Now, how do I continue what he has done? For me, that is the spirit of mentor and disciple. The want of continuing the admirable works of your mentor. Making his dream come true. Bringing his vision to reality.

For now, I still do not know what I can do. (For a tiny voice in me tells me I cannot do as what he has done. Commendable!) Nevertheless I will try now day by day to do it in my little ways till I find my foot in one day doing the great big things I’ve always dreamt of.

Bringing difference to one more life for happiness is the joy in others.

3) How do you feel as a child who grew up in the SGI environment? (This question is just for me, asked by a lady who just had her first boy, Gabriel Naoki)

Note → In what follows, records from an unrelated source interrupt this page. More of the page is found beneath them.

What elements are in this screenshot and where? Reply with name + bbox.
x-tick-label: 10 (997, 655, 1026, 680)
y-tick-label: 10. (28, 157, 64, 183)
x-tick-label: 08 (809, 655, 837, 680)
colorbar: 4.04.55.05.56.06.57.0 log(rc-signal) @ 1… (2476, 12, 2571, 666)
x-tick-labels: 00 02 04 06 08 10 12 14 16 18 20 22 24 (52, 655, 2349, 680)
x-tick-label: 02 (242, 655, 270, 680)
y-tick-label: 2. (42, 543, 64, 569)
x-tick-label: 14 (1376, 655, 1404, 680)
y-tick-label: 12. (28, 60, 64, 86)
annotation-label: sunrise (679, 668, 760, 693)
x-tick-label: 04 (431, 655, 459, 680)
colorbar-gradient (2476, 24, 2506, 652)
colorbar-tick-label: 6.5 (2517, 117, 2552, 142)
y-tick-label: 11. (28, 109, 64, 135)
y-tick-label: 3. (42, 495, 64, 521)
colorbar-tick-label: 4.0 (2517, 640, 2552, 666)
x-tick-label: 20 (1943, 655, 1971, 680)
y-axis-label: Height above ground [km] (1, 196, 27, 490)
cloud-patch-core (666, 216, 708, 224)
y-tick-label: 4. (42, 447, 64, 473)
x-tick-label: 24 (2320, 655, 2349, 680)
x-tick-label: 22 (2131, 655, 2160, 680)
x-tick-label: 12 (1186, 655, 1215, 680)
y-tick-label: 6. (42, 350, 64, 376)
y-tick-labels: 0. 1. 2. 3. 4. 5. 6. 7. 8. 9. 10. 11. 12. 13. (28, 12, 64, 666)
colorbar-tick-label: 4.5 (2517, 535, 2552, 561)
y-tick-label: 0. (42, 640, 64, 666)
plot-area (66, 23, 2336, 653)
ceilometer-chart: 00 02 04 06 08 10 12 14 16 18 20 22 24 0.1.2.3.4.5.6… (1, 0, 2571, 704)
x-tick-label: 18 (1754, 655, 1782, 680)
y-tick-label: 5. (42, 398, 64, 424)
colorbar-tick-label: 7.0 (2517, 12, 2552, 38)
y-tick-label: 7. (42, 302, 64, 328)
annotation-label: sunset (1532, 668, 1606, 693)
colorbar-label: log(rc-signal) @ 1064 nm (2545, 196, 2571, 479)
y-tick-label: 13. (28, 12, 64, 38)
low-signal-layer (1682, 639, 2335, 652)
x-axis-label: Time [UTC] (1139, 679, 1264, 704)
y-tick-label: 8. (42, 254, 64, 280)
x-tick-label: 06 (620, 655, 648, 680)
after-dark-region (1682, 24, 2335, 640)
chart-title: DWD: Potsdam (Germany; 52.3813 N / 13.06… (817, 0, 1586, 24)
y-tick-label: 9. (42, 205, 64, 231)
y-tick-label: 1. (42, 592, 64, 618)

There were many moments for me. When I was a child, I enjoyed tremendously the children activities. Singing songs, playing games, meeting friends. Then there were times when it was a drag especially to wake up in the morning of each Sunday at 7am to go for my Kotekitai (Fife & Drum Corps) practises under the hot scorching sun. But my parents, especially my dad, never force us but never gave up either. He was a really patient man in these cases, for he had to wake up earlier than us, make breakfast, pick the rest of girls, drive us there and send us back. Never once complaining and never once pushing us with force. Once a while, he lets us sleep on – skip it once and the following week, he’ll try again to encourage us to go for the training.

But those were the days, when little did I know, the way of thoughts, the measure of strengths and the nature of positivity was engraved in me.

Because if its not for those engravings, I wouldn’t think I would fit to go through my life as it is. Encountering one big obstacles after another. Emerging with victories in my little own life. I wouldn’t think I would be able to do all of it.

So now looking back, I truly appreciate the patience and faith my parents had in this buddhism as well as in us.

The buddhist practise is a big part of my life. In fact, my life is the buddhist practise. Each day and everyday.

And I truly believe it is the best ground for the education of a child.